Aurora One Lighting Illuminates a Key Aspect of Design

by | Apr 2026

Lighting by Aurora One Lighting and Admit One Home Services

Photos: Aurora One Lighting and Admit One Home Services

What if we view light the way we view paint and interior design? What if it is more than just flipping a switch? Inside Aurora One Lighting’s west Edina showroom, a sleek touchscreen set above an elegant silver panel invites visitors to choose from modes like “Energize,” “Entertain,” “Relax,” and more. These keypads are the gateway to a technology—integrated with audiovisual systems—that allows homeowners to adjust light levels, music and other elements from a single interface. While the setup may evoke the futuristic feel of a Star Trek spacecraft, the goal is practical rather than theatrical: to show how lighting can influence mood, support one’s daily routine and tie together different systems within a home.

“It’s not just lighting,” says Jessica Betzold, client experience and marketing manager for Aurora One Lighting and its sister company, Admit One Home Systems. “It’s integrated with AV [audiovisual]. It can turn the TV on, it can play music, it can play music at a certain level. It can turn on a certain station. One button can trigger an entire scene.”

Aurora One specializes in architectural lighting, as showcased in these illuminated bookshelves. The fixture, selected by an interior designer, is part of a thoughtfully integrated lighting plan. Aurora One collaborates closely with designers and architects to seamlessly incorporate lighting into the overall design of the home.

Aurora One specializes in architectural lighting, as showcased in these illuminated bookshelves. The fixture, selected by an interior designer, is part of a thoughtfully integrated lighting plan. Aurora One collaborates closely with designers and architects to seamlessly incorporate lighting into the overall design of the home.

Those scenes are programmed into custom keypads throughout the home. Rather than controlling a single fixture, each button activates a series of actions—lighting levels, music and even window shades. All designed for how homeowners actually live.

For Joe Branchaw, Aurora One’s lighting specialist, the goal of lighting design is emotional. “What we’re trying to do with lighting is evoke a feeling,” Branchaw says. “Do you want to be energized? We can use brighter, more intense light. Want to relax? We dim it down. Candlelit dinner, we can control that, too.”

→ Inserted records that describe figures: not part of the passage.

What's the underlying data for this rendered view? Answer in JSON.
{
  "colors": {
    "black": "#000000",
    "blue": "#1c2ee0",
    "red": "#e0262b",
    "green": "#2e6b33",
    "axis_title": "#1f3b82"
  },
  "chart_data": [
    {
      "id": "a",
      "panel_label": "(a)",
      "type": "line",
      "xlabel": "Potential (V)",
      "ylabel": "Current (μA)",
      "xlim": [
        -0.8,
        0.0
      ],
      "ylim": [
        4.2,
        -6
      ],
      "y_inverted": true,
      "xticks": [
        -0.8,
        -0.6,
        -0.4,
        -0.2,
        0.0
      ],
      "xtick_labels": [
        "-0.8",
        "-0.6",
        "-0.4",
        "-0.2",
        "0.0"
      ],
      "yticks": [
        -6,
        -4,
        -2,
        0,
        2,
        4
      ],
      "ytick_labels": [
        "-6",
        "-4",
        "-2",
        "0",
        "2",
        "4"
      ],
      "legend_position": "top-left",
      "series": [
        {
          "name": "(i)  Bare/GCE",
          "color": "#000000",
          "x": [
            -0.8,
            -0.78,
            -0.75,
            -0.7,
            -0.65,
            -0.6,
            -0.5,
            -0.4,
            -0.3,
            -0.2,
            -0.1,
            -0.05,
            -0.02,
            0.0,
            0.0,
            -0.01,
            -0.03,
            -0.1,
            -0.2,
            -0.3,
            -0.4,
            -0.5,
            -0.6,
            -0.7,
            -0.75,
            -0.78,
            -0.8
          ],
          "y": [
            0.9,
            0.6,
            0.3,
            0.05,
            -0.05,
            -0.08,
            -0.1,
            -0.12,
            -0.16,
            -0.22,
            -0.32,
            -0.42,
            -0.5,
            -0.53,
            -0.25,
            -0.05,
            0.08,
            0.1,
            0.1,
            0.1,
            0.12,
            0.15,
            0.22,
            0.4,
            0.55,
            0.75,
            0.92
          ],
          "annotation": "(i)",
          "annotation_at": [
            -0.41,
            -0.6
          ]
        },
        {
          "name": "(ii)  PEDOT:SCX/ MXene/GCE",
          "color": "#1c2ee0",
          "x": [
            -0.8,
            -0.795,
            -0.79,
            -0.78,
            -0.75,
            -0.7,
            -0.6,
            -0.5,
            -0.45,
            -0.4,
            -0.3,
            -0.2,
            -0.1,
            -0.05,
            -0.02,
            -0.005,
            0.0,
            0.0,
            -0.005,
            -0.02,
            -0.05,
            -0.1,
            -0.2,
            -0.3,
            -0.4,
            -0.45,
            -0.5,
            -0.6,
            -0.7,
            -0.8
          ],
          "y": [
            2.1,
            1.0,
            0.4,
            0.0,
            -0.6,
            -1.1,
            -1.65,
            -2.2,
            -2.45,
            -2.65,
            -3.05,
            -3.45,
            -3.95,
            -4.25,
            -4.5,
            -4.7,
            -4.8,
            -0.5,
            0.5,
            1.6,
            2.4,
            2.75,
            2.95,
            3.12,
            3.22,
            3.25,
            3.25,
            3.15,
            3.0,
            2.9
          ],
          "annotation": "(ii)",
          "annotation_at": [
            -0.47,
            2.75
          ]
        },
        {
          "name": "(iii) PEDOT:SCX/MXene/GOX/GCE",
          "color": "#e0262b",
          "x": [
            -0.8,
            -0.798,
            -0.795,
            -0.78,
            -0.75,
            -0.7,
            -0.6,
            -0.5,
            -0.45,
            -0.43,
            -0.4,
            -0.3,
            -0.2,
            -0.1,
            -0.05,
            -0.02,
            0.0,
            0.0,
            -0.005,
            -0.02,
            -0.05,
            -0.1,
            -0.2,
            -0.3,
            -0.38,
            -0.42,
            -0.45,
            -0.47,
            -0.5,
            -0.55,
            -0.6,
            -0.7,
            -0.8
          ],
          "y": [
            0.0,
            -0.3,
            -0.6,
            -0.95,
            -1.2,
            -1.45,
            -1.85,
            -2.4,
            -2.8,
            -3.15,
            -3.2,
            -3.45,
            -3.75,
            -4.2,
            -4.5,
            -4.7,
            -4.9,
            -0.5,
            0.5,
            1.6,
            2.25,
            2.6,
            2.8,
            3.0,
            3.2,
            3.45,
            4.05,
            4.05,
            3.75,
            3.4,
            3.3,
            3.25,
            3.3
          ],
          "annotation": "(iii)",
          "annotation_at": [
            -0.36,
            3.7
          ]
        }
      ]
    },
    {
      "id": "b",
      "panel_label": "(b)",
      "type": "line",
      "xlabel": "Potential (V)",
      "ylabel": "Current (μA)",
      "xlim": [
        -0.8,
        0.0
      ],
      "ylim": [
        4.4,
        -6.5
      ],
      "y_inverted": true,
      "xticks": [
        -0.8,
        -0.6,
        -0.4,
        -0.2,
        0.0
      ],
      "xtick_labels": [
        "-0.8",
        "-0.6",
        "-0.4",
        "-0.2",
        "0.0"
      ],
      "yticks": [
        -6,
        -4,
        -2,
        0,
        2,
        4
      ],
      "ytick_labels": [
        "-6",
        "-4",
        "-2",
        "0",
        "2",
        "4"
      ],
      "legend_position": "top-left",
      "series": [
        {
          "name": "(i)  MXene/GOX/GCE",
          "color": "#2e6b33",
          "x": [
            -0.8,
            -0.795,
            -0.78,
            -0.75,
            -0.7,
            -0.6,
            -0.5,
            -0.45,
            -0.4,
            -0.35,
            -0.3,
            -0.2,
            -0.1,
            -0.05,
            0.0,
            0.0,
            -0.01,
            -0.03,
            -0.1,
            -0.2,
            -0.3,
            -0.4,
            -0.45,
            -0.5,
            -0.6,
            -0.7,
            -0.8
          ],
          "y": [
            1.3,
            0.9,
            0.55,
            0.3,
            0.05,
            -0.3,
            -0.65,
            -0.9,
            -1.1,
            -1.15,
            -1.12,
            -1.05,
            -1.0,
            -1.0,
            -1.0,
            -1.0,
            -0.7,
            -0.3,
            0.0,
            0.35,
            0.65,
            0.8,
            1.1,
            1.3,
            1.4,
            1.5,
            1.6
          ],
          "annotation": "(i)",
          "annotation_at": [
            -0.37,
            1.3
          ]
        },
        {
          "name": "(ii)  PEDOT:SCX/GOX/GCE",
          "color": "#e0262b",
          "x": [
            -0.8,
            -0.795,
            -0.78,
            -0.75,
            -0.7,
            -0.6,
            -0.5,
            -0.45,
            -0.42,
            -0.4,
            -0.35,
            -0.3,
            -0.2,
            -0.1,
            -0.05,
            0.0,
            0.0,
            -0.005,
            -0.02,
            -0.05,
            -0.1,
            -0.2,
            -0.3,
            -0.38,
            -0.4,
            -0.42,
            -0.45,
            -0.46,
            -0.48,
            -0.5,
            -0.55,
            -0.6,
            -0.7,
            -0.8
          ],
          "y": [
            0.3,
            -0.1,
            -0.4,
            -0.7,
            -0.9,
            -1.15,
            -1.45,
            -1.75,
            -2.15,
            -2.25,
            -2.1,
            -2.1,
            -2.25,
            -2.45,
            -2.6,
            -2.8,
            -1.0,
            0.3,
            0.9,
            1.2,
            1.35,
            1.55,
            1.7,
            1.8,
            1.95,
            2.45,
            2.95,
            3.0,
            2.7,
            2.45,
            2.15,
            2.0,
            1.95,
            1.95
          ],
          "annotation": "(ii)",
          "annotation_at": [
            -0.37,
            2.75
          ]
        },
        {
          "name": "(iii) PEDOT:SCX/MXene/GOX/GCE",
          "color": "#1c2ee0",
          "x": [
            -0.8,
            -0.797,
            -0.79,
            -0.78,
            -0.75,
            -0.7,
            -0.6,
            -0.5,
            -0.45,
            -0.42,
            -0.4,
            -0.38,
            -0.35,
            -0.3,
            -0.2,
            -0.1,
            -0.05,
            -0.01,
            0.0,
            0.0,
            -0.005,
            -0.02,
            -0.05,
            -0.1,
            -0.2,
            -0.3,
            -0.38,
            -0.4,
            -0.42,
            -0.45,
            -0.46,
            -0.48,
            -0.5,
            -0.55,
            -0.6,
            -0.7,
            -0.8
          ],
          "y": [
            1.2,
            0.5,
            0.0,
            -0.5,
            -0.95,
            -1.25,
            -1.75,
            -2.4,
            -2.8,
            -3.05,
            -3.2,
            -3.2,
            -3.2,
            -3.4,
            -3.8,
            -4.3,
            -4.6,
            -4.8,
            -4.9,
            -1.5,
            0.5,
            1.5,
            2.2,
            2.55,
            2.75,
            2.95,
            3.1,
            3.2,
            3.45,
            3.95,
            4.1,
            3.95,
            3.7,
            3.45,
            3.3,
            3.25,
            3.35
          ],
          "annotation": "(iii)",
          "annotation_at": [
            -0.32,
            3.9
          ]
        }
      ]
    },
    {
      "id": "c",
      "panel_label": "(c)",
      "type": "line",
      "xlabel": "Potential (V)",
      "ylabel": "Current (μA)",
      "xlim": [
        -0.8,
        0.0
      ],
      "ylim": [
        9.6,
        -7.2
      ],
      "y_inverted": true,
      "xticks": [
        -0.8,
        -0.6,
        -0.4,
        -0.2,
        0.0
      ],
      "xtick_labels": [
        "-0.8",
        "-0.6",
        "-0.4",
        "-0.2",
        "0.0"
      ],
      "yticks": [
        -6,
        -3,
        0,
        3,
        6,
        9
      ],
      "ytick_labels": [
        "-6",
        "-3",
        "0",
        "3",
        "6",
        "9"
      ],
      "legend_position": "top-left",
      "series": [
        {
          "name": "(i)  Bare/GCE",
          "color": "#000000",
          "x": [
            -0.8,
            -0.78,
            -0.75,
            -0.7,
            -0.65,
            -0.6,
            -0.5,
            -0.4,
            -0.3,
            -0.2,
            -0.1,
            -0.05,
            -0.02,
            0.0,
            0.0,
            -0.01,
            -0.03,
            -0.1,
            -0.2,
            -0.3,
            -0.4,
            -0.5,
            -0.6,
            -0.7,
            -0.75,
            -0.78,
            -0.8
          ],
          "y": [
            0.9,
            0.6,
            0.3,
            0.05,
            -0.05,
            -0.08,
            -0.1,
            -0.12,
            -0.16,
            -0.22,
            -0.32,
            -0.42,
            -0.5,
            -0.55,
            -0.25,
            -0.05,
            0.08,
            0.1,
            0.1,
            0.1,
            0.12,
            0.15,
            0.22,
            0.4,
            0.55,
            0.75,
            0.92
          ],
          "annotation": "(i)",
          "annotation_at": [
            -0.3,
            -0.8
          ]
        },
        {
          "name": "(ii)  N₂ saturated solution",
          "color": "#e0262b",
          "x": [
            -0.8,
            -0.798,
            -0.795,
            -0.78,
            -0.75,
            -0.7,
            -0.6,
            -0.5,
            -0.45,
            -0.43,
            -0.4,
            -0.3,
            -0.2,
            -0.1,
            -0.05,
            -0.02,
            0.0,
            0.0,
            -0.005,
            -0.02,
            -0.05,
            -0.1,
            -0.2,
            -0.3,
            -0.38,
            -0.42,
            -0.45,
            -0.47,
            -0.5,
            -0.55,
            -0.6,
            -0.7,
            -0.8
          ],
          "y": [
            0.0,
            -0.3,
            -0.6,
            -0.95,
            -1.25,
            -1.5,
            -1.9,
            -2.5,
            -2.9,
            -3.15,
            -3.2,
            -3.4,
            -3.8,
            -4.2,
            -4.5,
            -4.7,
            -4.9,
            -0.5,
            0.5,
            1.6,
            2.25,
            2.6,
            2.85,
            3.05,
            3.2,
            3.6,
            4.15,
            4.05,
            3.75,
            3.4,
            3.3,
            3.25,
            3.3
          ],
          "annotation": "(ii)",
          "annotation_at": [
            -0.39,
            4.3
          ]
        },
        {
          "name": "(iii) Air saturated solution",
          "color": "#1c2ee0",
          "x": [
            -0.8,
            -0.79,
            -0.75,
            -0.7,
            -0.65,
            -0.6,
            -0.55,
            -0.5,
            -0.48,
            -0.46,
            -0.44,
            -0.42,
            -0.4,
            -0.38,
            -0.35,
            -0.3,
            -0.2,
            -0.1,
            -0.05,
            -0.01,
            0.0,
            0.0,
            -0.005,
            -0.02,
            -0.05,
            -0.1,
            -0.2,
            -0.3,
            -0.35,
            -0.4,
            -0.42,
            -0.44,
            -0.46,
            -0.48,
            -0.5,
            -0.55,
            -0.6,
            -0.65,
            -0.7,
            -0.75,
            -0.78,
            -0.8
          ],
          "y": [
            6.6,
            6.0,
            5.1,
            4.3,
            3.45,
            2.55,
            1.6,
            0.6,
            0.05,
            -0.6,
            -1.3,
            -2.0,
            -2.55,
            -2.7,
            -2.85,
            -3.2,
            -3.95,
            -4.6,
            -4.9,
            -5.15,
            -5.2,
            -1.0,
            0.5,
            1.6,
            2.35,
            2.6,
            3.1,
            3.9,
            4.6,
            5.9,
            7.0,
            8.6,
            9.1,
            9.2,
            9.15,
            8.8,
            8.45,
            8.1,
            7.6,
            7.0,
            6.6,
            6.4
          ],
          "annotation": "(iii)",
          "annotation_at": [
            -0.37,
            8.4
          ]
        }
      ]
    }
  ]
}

Branchaw says lighting is often an afterthought in home design, but it has a profound impact. “You don’t know bad lighting until you see it. Once you see it, you know it,” he says. Light can become an element that adds depth and warmth, much like how an interior designer can use throw pillows and artwork to add color and visual texture to a room. “We use light to enhance your day-to-day experience. It’s the one thing you touch every single day,” he says.

A backlit mountain silhouette brings sculptural dimension to this sauna, demonstrating how architectural lighting can enhance a room’s sense of warmth and retreat.

A backlit mountain silhouette brings sculptural dimension to this sauna, demonstrating how architectural lighting can enhance a room’s sense of warmth and retreat.

Meaningful lighting improvement doesn’t require major construction. “A lot of it is changing the light source and the control,” Branchaw says. “Swap out the dimmer, update the inside of the fixture and it completely changes how the room feels. You don’t have to tear open drywall.”

For new builds and even any renovation project, Aurora One emphasizes collaboration, not competition. Owner Kristen Reinitz is a certified lighting designer, while Branchaw has almost 25 years experience as an electrical engineer. “We do a lot of the lighting design ourselves, and when it comes to decorative pendants, like the artwork and over the dining room table, we work with the interior designers on where they want the pendants placed. They select all that. We do the rest. We are typically hand in hand with the interior designers and builders and the homeowner on the layout and how everything is going to look in the end,” Branchaw says. “We work alongside electricians, AV contractors, interior designers and builders. If a homeowner already has an AV team, we coordinate with them.”

Discreet baseboard lighting is a sophisticated way to illuminate a bathroom, providing guidance and ambiance during nighttime hours.

Discreet baseboard lighting is a sophisticated way to illuminate a bathroom, providing guidance and ambiance during nighttime hours.

Ideally, Betzold and Branchaw say it’s best if they’re brought in early on in the process. “The best thing is to get in with the architects because then we can manipulate where the trusses are placed so that the lighting gets placed in the right spot … If we get in early enough, we can help manipulate the trusses,” Branchaw says.

Betzold says the company is leaning heavily into education. “That’s something we are really trying to teach and get out into the industry and let architects know. It’s such a more seamless process and end result when we can get in earlier,” she says. Branchaw agrees. “The architects who understand it, use it a lot. We are still trying to educate a lot of people about how to get in early enough. Lighting is the one piece that you use on a daily basis.”